The two brothers, the famed Rabbi Elimelech of Lizensk and Rabbi Zushe of Anipoli, often wandered about together, posing as simple beggars. They would mingle with the masses, listening, teaching, speaking, helping and guiding whomever and whenever they could.

Once, while they were traveling with a group of vagabonds, members of the group were accused of being thieves, resulting in the entire bunch being thrown into jail. Confident of their innocence and eventual release, the two brothers sat quietly. As the afternoon progressed, Rabbi Elimelech stood up to prepare himself to pray the afternoon service.

“What are you doing?” his brother asked.

“I’m getting ready for minchah,” replied Rabbi Elimelech.

“The same G‑d who commanded you to pray commanded you not to pray in a room unfit for prayer!” “Dear brother,” advised Rabbi Zushe, “it is forbidden to pray in this cell, because there is a pail that serves as a toilet nearby, making the room unfit for prayer.”

Dejected, the holy Rabbi Elimelech sat down.

Soon after, Rabbi Elimelech began to cry. “Why are you crying?” said Rabbi Zushe. “Is it because you are unable to pray?” Reb Elimelech answered affirmatively.

“But why weep?” continued Rabbi Zushe. “Don’t you know that the same G‑d who commanded you to pray, also commanded you not to pray when the room is unfit for prayer? By not praying in this room, you have achieved a connection with G‑d.
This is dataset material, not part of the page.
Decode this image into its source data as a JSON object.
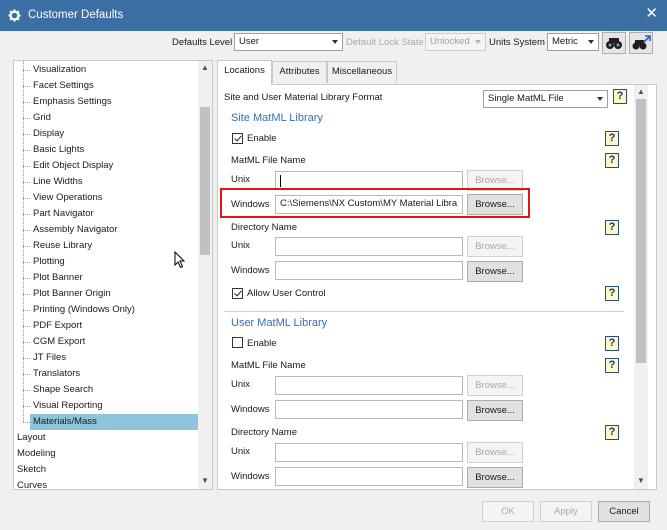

True, it is not the connection that you had sought. Yet, if you truly want the divine connection, you would be happy that G‑d has afforded you the opportunity to obey His law at this time, no matter what it is.”

“You are right, my brother!” exclaimed Rabbi Elimelech, suddenly smiling. The feelings of dejection banished from his heart and mind, Rabbi Elimelech took his brother’s arm and began to dance from joy as a result of performing the mitzvah of not praying in an inappropriate place.

The guards heard the commotion and came running. Witnessing the two brothers dancing—with their long beards and flowing tzitzit—the guards asked the other prisoners what had happened. “We have no idea!” they answered, mystified. “Those two Jews were discussing the pail in the corner when all of a sudden they came to some happy conclusion and began to dance.”

“Is that right?” sneered the guards. “They’re happy because of the pail, are they? We’ll show them!” They promptly removed the pail from the cell.

The holy brothers then prayed minchah undisturbed . . .

From Chabad.org, here.

Yes, the Humanities Department Is Conspiring to Steal Your Children

As Richard Rorty admitted in an introductory essay titled “Universality and Truth” in”Rorty and his Critics”, (Oxford: Blackwell, 2000), p. 21:

It seems to me that the regulative idea that we heirs of the Enlightenment, we Socratists, most frequently use to criticize the conduct of various conversational partners is that of ‘needing education in order to outgrow their primitive fear, hatreds, and superstitions’ […]

It is a concept which I, like most Americans who teach humanities or social science in colleges and universities, invoke when we try to arrange things so that students who enter as bigoted, homophobic, religious fundamentalists will leave college with views more like our own

[…] The fundamentalist parents of our fundamentalist students think that the entire ‘American liberal establishment’ is engaged in a conspiracy. Had they read Habermas, these people would say that the typical communication situation in American college classrooms is no more herrschaftsfrei than that in the Hitler Youth Camps.

The parents have a point. Their point is that we liberal teachers no more feel in a symmetrical communication situation when we talk with bigots than do kindergarten teachers talking with their students. […]

When we American college teachers encounter religious fundamentalists, we do not consider the possibility of reformulating our own practices of justification so as to give more weight to the authority of the Christian scriptures. Instead, we do our best to convince these students of the benefits of secularization. We assign first-person accounts of growing up homosexual to our homophobic students for the same reasons that German schoolteachers in the postwar period assigned The Diary of Anne Frank. The racist or fundamentalist parents of our students[…] will protest that these books are being jammed down their children’s throats. I cannot see how to reply to their charges without saying something like “There are credentials for admission to our democratic society […].

You have to be educated in order to be … a participant in our conversation … So we are going to go right on trying to discredit you in the eyes of your children, trying to strip your fundamentalist religious community of dignity, trying to make your views seem silly rather than discussable. We are not so inclusivist as to tolerate intolerance such as yours.”

[…] I don’t see anything herrschaftsfrei about my handling of my fundamentalist students. Rather, I think those students are lucky to find themselves under the benevolent Herrschaft of people like me and to have escaped the grip of their frightening, vicious, dangerous parents … I am just as provincial and contextualist as the Nazi teachers who made their students read Der Sturmer; the only difference is that I serve a better cause.